The problem involves summing an infinite series with a polynomial numerator and a factorial in the denominator. The strategy is to transform the general term by substituting the denominator's structure ($2n+1$) with a new variable ($r$) to obtain a simpler factorial expression.

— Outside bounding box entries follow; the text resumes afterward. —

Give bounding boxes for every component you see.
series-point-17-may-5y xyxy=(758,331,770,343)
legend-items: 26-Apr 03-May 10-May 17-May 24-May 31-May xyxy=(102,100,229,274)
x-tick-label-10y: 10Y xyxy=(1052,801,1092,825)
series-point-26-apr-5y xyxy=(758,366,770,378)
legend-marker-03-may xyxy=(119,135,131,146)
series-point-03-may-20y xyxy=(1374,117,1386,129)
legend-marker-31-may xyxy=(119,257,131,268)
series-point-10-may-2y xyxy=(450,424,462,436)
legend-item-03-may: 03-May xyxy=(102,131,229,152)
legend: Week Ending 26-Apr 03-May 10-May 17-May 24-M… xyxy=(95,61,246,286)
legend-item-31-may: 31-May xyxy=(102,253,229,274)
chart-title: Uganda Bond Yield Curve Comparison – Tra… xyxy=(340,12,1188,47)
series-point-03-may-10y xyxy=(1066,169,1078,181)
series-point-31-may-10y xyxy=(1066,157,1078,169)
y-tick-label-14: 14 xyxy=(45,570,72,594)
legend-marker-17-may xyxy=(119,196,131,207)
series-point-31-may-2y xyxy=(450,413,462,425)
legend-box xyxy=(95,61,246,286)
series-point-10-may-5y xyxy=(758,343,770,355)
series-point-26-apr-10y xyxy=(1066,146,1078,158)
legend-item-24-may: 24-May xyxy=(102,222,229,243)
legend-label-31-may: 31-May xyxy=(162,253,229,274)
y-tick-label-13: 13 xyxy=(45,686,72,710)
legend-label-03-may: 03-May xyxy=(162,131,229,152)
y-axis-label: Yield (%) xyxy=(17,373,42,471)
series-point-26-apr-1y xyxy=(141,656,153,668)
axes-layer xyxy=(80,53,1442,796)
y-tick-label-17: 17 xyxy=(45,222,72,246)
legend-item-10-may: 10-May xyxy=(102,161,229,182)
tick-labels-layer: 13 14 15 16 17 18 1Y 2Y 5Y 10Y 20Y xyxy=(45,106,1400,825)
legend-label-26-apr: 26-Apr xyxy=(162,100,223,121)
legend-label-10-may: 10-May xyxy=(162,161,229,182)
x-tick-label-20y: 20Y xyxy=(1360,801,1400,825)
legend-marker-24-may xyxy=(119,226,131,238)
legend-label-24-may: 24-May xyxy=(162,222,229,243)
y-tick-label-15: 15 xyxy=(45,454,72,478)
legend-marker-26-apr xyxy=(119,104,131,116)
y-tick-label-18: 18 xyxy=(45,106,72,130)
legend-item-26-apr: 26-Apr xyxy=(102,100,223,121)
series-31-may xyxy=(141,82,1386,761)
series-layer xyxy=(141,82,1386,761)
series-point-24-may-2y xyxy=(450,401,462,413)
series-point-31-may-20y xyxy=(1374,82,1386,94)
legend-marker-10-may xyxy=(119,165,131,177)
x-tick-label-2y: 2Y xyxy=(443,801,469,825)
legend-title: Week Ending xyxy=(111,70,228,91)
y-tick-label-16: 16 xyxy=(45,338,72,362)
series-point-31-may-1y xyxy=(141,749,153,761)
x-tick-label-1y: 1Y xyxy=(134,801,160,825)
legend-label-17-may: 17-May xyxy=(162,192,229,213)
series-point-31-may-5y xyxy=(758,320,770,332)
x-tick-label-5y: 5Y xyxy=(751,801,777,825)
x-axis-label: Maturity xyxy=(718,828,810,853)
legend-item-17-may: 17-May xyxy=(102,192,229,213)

The polynomial numerator is then decomposed into falling factorials, allowing the general term to be split into parts that match known Maclaurin series expansions for $e^x$ and $e^{-x}$. By carefully summing these parts and performing algebraic manipulations, the final sum of the series is obtained.

The final answer is $\boxed{{\frac{41}{8}e + \frac{19}{8}{e^{ - 1}} - 10}}$.